Mais tarde, conversando sobre o episódio, lembrei duma situação que havia vivido no trabalho pouco antes do recesso de final de ano. Num dia da semana qualquer tinha estado pela manhã no Presídio. Lá, depois de adentrar nas galerias como sempre fazia e perceber que a superlotação ainda estava grave, que a falta de estrutura perdurava e que problemas sérios de saneamento continuavam a existir, reuni-me com representantes dos detentos e com a direção prisional para outra vez, mais uma vez, numa teimosia que não me deixa desistir, tratarmos das condições de vida no complexo.

Entre muitas questões, de visita familiar, trabalho e estudo (os 800 detentos do Presídio, ao contrário dos da Penitenciária, nada obstante cumprirem penas às centenas, não tem acesso a trabalho algum e tampouco a estudo) a atendimento à saúde, houve o momento em que discutimos sobre a alimentação. Pediam os detentos por uma cota maior de alimentos no jantar, pois estavam passando fome, uma vez que ele era servido às 17h e depois disso apenas às 7h da manhã do dia seguinte é que recebiam novo alimento, no café da manhã. Além disso, a reclamação também envolvia o café, que estava chegando nas celas frio e fraco, com resíduos.

Disse aos detentos que exigiria da empresa contratada pelo estado para o serviço que melhorasse a qualidade do produto e que oficiaria ao Promotor de Justiça, pois era a pessoa competente para fiscalizar a situação.
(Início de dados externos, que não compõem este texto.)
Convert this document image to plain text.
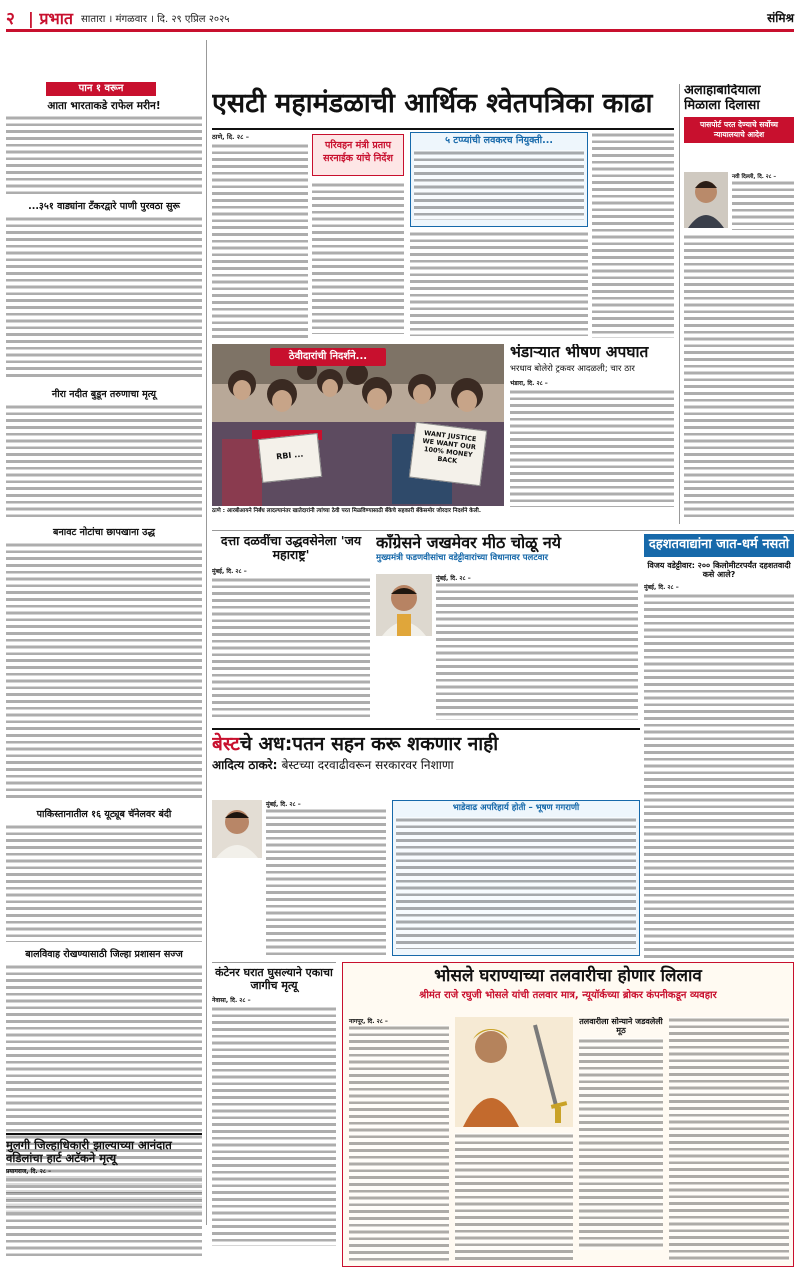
२ | प्रभात सातारा । मंगळवार । दि. २९ एप्रिल २०२५	संमिश्र
पान १ वरून
आता भारताकडे राफेल मरीन!
...३५१ वाड्यांना टँकरद्वारे पाणी पुरवठा सुरू
नीरा नदीत बुडून तरुणाचा मृत्यू
बनावट नोटांचा छापखाना उद्ध
पाकिस्तानातील १६ यूट्यूब चॅनेलवर बंदी
बालविवाह रोखण्यासाठी जिल्हा प्रशासन सज्ज
मुलगी जिल्हाधिकारी झाल्याच्या आनंदात वडिलांचा हार्ट अटॅकने मृत्यू
प्रयागराज, दि. २८ –
एसटी महामंडळाची आर्थिक श्वेतपत्रिका काढा
ठाणे, दि. २८ –
परिवहन मंत्री प्रताप सरनाईक यांचे निर्देश
५ टप्प्यांची लवकरच नियुक्ती...
ठेवीदारांची निदर्शने...
RBI ...
WANT JUSTICE WE WANT OUR 100% MONEY BACK
ठाणे : आरबीआयने निर्बंध लादल्यानंतर खातेदारांनी त्यांच्या ठेवी परत मिळविण्यासाठी बँकेचे सहकारी बँकेसमोर जोरदार निदर्शने केली.
भंडाऱ्यात भीषण अपघात
भरधाव बोलेरो ट्रकवर आदळली; चार ठार
भंडारा, दि. २८ –
अलाहाबादियाला मिळाला दिलासा
पासपोर्ट परत देण्याचे सर्वोच्च न्यायालयाचे आदेश
नवी दिल्ली, दि. २८ –
दत्ता दळवींचा उद्धवसेनेला 'जय महाराष्ट्र'
मुंबई, दि. २८ –
काँग्रेसने जखमेवर मीठ चोळू नये
मुख्यमंत्री फडणवीसांचा वडेट्टीवारांच्या विधानावर पलटवार
मुंबई, दि. २८ –
दहशतवाद्यांना जात-धर्म नसतो
विजय वडेट्टीवार: २०० किलोमीटरपर्यंत दहशतवादी कसे आले?
मुंबई, दि. २८ –
बेस्टचे अध:पतन सहन करू शकणार नाही
आदित्य ठाकरे: बेस्टच्या दरवाढीवरून सरकारवर निशाणा
मुंबई, दि. २८ –	भाडेवाढ अपरिहार्य होती – भूषण गगराणी
कंटेनर घरात घुसल्याने एकाचा जागीच मृत्यू
नेवासा, दि. २८ –
भोसले घराण्याच्या तलवारीचा होणार लिलाव
श्रीमंत राजे रघुजी भोसले यांची तलवार मात्र, न्यूयॉर्कच्या ब्रोकर कंपनीकडून व्यवहार
नागपूर, दि. २८ –	तलवारीला सोन्याने जडवलेली मूठ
A partir dali a conversa, que sempre se manteve cordial e respeitosa, ficou mais amena. Retornei ao Fórum no início da tarde e sem tempo para me sentir cansado, porque esse era um capricho que numa Vara de Execução Penal em final de ano não é apropriado, encaminhei as diretrizes resultantes da inspeção prisional.

No final do expediente, outro fato envolvendo alimentação ocorreu. Entre as várias decisões e despachos do dia, mandei soltar oito apenados com direito à progressão ao regime aberto ou regime domiciliar. Quando é um número desses eu sempre peço que os tragam ao Fórum ao mesmo tempo e os reúnam na sala de audiências. Então, antes da soltura eu explico a decisão de cada um, o que eles precisam fazer, como se reportar com dúvidas e como sempre devem seguir o que a justiça mandar etc. Também dou alguns conselhos, mas sem ar professoral. Apenas tento explicar sobre a vida fora da prisão, coisa que muitos já não sabem mais como é.

Naquela ocasião, um pouco antes eu havia ganhado um bolo de natal de um estabelecimento comercial que frequento o ano todo. Era um bolo daqueles com cobertura de suspiro e frutas cristalizadas, bem bonito e gostoso. Eu mais a assessoria saboreamos a metade da iguaria. Quando então fui falar com os detentos, todos eles estavam sentados ao redor da mesa, olhando para aquele bolo ao centro, que não tinha sido retirado da mesa depois do lanche. Imediatamente mandei buscar uma faca e guardanapos e disse:

– Vocês hoje além de serem soltos, ainda terão direito a um pedaço de bolo de Natal – Todos sorriram e agradeceram. Alguns mais envergonhados declinaram, outros degustaram seu pedaço com satisfação.